7
July
2006

Jogo Bonito

This Sunday, well over a billion people across the globe will be riveted to the battle between Les Bleus and the Azzurri. Millions of immigrants to America will flood living rooms, restaurants and bars to watch and cheer as well.

And the majority of people born in the United States will be apathetic or openly hostile to a match that most of the rest of the world has been waiting four years to see.

The match in question is the World Cup soccer final between France (known as Les Bleus) and Italy (the Azzurri). But those prevailing attitudes about the sport in this country shed light on some other struggles of arguably more relevance to progressives: the conflicts concerning America’s place in the world and immigration rights.
Soccer is admittedly an acquired taste; it requires watching a number of matches to see the sport as more complex and thrilling than twenty-two athletes bounding across a field, occasionally falling to the turf in melodramatic fashion when fouled, and seemingly never scoring.

But many Americans turn churlish and mean-spirited when asked to acquire that taste. A recent column in The Weekly Standard argued, with tongue only somewhat in cheek, that Europeans – and presumably everyone else but us – embrace soccer’s lack of scoring as embodying what they see as the meaninglessness of life.

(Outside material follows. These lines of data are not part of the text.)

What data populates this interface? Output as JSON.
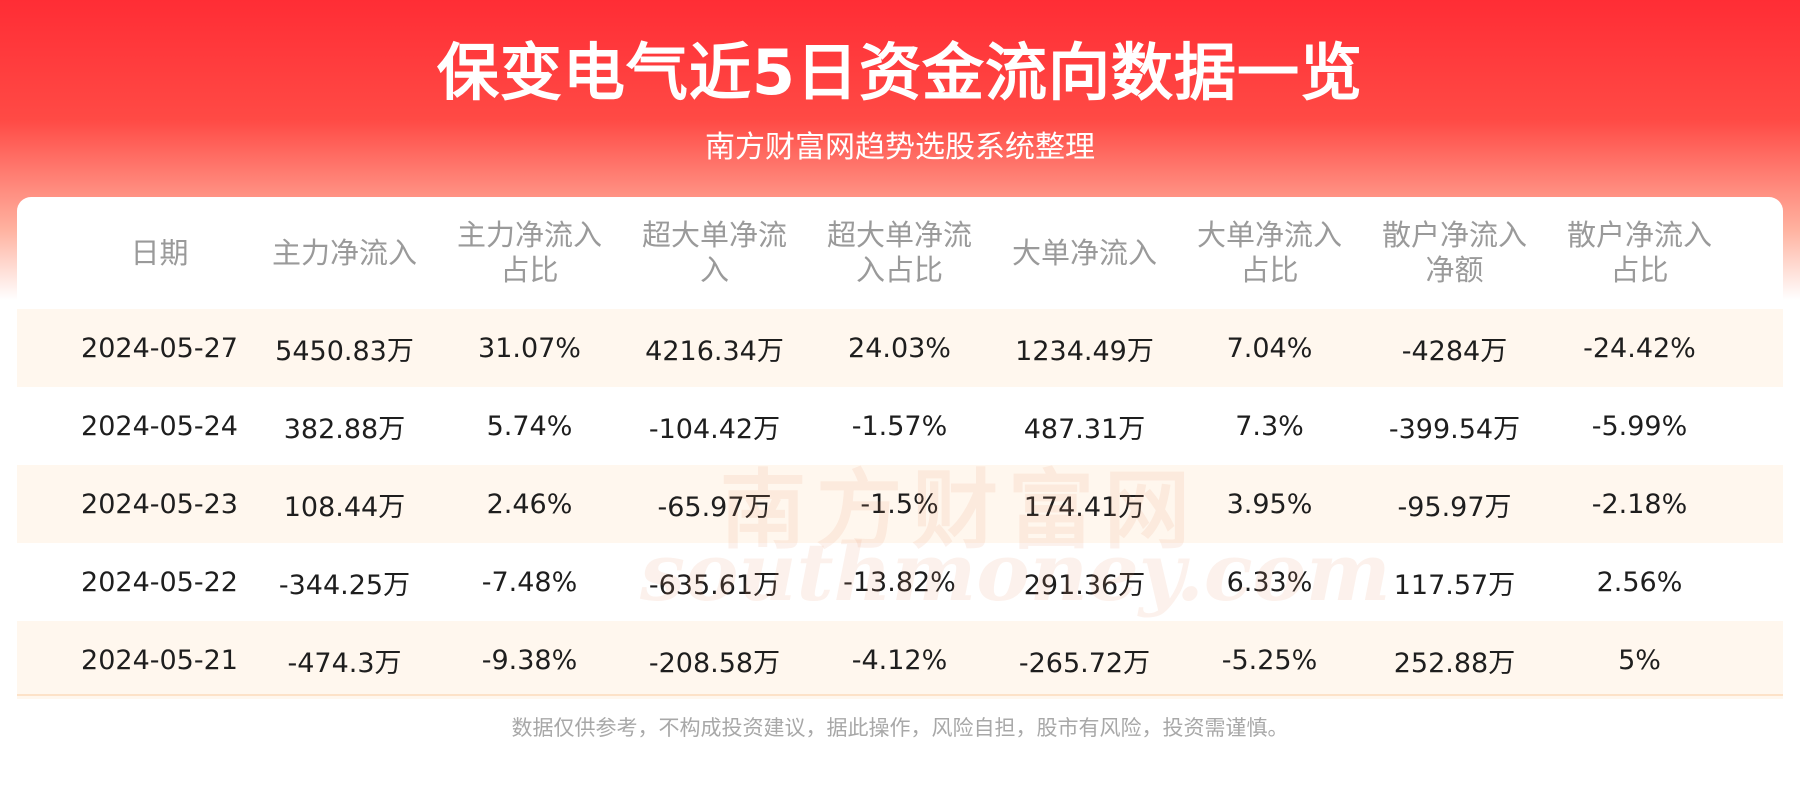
{
  "header": {
    "title": "保变电气近5日资金流向数据一览",
    "subtitle": "南方财富网趋势选股系统整理"
  },
  "watermark": [
    "南方财富网",
    "southmoney.com"
  ],
  "table": {
    "columns": [
      "日期",
      "主力净流入",
      "主力净流入占比",
      "超大单净流入",
      "超大单净流入占比",
      "大单净流入",
      "大单净流入占比",
      "散户净流入净额",
      "散户净流入占比"
    ],
    "rows": [
      [
        "2024-05-27",
        "5450.83万",
        "31.07%",
        "4216.34万",
        "24.03%",
        "1234.49万",
        "7.04%",
        "-4284万",
        "-24.42%"
      ],
      [
        "2024-05-24",
        "382.88万",
        "5.74%",
        "-104.42万",
        "-1.57%",
        "487.31万",
        "7.3%",
        "-399.54万",
        "-5.99%"
      ],
      [
        "2024-05-23",
        "108.44万",
        "2.46%",
        "-65.97万",
        "-1.5%",
        "174.41万",
        "3.95%",
        "-95.97万",
        "-2.18%"
      ],
      [
        "2024-05-22",
        "-344.25万",
        "-7.48%",
        "-635.61万",
        "-13.82%",
        "291.36万",
        "6.33%",
        "117.57万",
        "2.56%"
      ],
      [
        "2024-05-21",
        "-474.3万",
        "-9.38%",
        "-208.58万",
        "-4.12%",
        "-265.72万",
        "-5.25%",
        "252.88万",
        "5%"
      ]
    ]
  },
  "footer": {
    "disclaimer": "数据仅供参考，不构成投资建议，据此操作，风险自担，股市有风险，投资需谨慎。"
  }
}
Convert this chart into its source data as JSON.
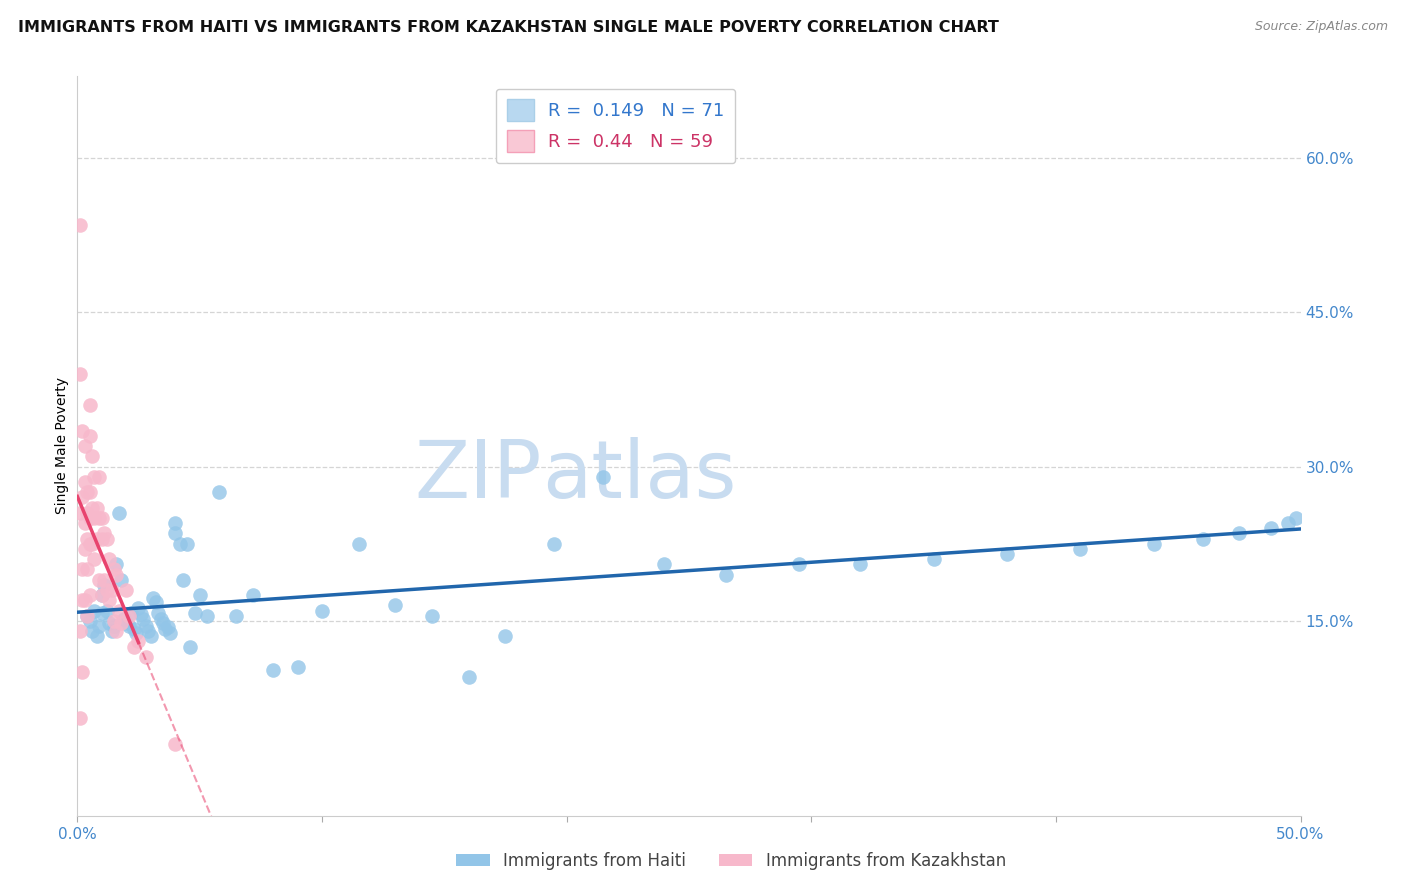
{
  "title": "IMMIGRANTS FROM HAITI VS IMMIGRANTS FROM KAZAKHSTAN SINGLE MALE POVERTY CORRELATION CHART",
  "source": "Source: ZipAtlas.com",
  "ylabel": "Single Male Poverty",
  "right_yticks": [
    "60.0%",
    "45.0%",
    "30.0%",
    "15.0%"
  ],
  "right_ytick_vals": [
    0.6,
    0.45,
    0.3,
    0.15
  ],
  "xlim": [
    0.0,
    0.5
  ],
  "ylim": [
    -0.04,
    0.68
  ],
  "haiti_R": 0.149,
  "haiti_N": 71,
  "kazakhstan_R": 0.44,
  "kazakhstan_N": 59,
  "haiti_color": "#92c5e8",
  "kazakhstan_color": "#f7b8cb",
  "haiti_line_color": "#2166ac",
  "kazakhstan_line_color": "#e8436e",
  "haiti_x": [
    0.004,
    0.005,
    0.006,
    0.007,
    0.008,
    0.009,
    0.01,
    0.01,
    0.011,
    0.012,
    0.013,
    0.014,
    0.015,
    0.016,
    0.017,
    0.018,
    0.019,
    0.02,
    0.021,
    0.022,
    0.023,
    0.024,
    0.025,
    0.026,
    0.027,
    0.028,
    0.029,
    0.03,
    0.031,
    0.032,
    0.033,
    0.034,
    0.035,
    0.036,
    0.037,
    0.038,
    0.04,
    0.04,
    0.042,
    0.043,
    0.045,
    0.046,
    0.048,
    0.05,
    0.053,
    0.058,
    0.065,
    0.072,
    0.08,
    0.09,
    0.1,
    0.115,
    0.13,
    0.145,
    0.16,
    0.175,
    0.195,
    0.215,
    0.24,
    0.265,
    0.295,
    0.32,
    0.35,
    0.38,
    0.41,
    0.44,
    0.46,
    0.475,
    0.488,
    0.495,
    0.498
  ],
  "haiti_y": [
    0.155,
    0.15,
    0.14,
    0.16,
    0.135,
    0.145,
    0.175,
    0.158,
    0.185,
    0.16,
    0.148,
    0.14,
    0.145,
    0.205,
    0.255,
    0.19,
    0.152,
    0.148,
    0.145,
    0.158,
    0.142,
    0.138,
    0.162,
    0.157,
    0.152,
    0.145,
    0.14,
    0.135,
    0.172,
    0.168,
    0.158,
    0.152,
    0.148,
    0.142,
    0.144,
    0.138,
    0.245,
    0.235,
    0.225,
    0.19,
    0.225,
    0.125,
    0.158,
    0.175,
    0.155,
    0.275,
    0.155,
    0.175,
    0.102,
    0.105,
    0.16,
    0.225,
    0.165,
    0.155,
    0.095,
    0.135,
    0.225,
    0.29,
    0.205,
    0.195,
    0.205,
    0.205,
    0.21,
    0.215,
    0.22,
    0.225,
    0.23,
    0.235,
    0.24,
    0.245,
    0.25
  ],
  "kazakhstan_x": [
    0.001,
    0.001,
    0.001,
    0.001,
    0.001,
    0.002,
    0.002,
    0.002,
    0.002,
    0.002,
    0.003,
    0.003,
    0.003,
    0.003,
    0.003,
    0.004,
    0.004,
    0.004,
    0.004,
    0.004,
    0.005,
    0.005,
    0.005,
    0.005,
    0.005,
    0.005,
    0.006,
    0.006,
    0.006,
    0.007,
    0.007,
    0.007,
    0.008,
    0.008,
    0.009,
    0.009,
    0.009,
    0.01,
    0.01,
    0.01,
    0.011,
    0.011,
    0.012,
    0.012,
    0.013,
    0.013,
    0.014,
    0.015,
    0.015,
    0.016,
    0.016,
    0.017,
    0.018,
    0.02,
    0.021,
    0.023,
    0.025,
    0.028,
    0.04
  ],
  "kazakhstan_y": [
    0.535,
    0.39,
    0.255,
    0.14,
    0.055,
    0.335,
    0.27,
    0.2,
    0.17,
    0.1,
    0.32,
    0.285,
    0.245,
    0.22,
    0.17,
    0.275,
    0.255,
    0.23,
    0.2,
    0.155,
    0.36,
    0.33,
    0.275,
    0.25,
    0.225,
    0.175,
    0.31,
    0.26,
    0.225,
    0.29,
    0.25,
    0.21,
    0.26,
    0.23,
    0.29,
    0.25,
    0.19,
    0.25,
    0.23,
    0.175,
    0.235,
    0.19,
    0.23,
    0.18,
    0.21,
    0.17,
    0.18,
    0.2,
    0.15,
    0.195,
    0.14,
    0.16,
    0.148,
    0.18,
    0.155,
    0.125,
    0.13,
    0.115,
    0.03
  ],
  "grid_color": "#d5d5d5",
  "background_color": "#ffffff",
  "watermark_zip": "ZIP",
  "watermark_atlas": "atlas",
  "watermark_color_zip": "#c8dcf0",
  "watermark_color_atlas": "#c8dcf0",
  "legend_box_color_haiti": "#b8d8f0",
  "legend_box_color_kazakhstan": "#f9c8d5",
  "title_fontsize": 11.5,
  "axis_label_fontsize": 10,
  "tick_fontsize": 11,
  "right_tick_color": "#4488cc",
  "xtick_color": "#4488cc"
}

Furthermore, Americans are congratulated in the column for embracing sports where we use our hands and brains, as if soccer players and fans are those missing links in the movie 2001: A Space Odyssey banging animal bones together prior to the appearance of the monolith (which I don’t remember being red white and blue, but I digress).

American aloofness/loathing toward soccer – even the fact that we call the sport by a different name than everyone else – sends a clear message to people from other nations: We’re the world’s sole superpower, we control economic, political and cultural trends – and we don’t care what the rest of the world likes or thinks.

But developing an appreciation of what the Brazilians calls “jogo bonito”, or “the beautiful game”, confers a wonderful benefit on soccer fans: an ability to transcend cultural, language and racial barriers and reach out to those among us who because of limited English skills or their work can be marginalized from the mainstream.

If you’ve been in a restaurant with a TV in the past month, you might have seen members of the kitchen staff, cleaning people, and others who are often part of the immigrant workforce come out of the figurative and literal background to check on scores and catch a few minutes of action. Talking to these workers and other fans about their favorite teams and the tournament creates bonds that are otherwise difficult to establish and shatter stereotypes in the process.

More than other sports, soccer seems to bring out a strong sense of national pride in its fans, and it’s here that the anti-soccer xenophobes really get bent out of shape.

A Los Angeles Times op-ed piece by conservative radio talk show host John Ziegler several weeks ago complained that the Mexican team’s World Cup ratings on Spanish language TV were vastly higher than the ratings in English or Spanish for the United States squad. Ziegler implied from this data that 1) most Mexican immigrants aren’t loyal to the US, and 2) refuse to learn English, and thus 3) don’t deserve to be here.

But Ziegler ignored that 1) the Mexican team was much more exciting to watch and successful than the American squad, and 2) the Spanish-speaking TV announcers are vastly more entertaining and skilled than American announcers, not to mention that 3) even James Sensenbrenner hasn’t suggested a team/national loyalty test to determine which “illegals” get deported.

Ziegler and others see Mexican team support as dangerous, but don’t complain about the huge crowds that showed up in Koreatown in Los Angeles as early as 7 am to support their homeland’s squad in its three matches. Nor should they: the Korean fans, the Brazilian supporters who literally samba through the stands and in bars during matches, and the English and Italian loyalists seen wearing team jerseys and flying flags from their cars around town are all expressing a connection to their native countries that is part of who they are. Only the most insecure American “patriot” would suggest that such displays are tantamount to hating the United States.

So what does any of this have to do with Progressive Christianity? Perhaps very little. But for those who worry that for all our work supporting immigrant rights marches and protests, too many progressives still view the immigrant – or as Jesus might call them, “the stranger” – in the abstract, the opportunity that the World Cup brings to share moments of joy and passion with strangers from other lands, even for just the 90 minutes of a typical match, is a genuine blessing.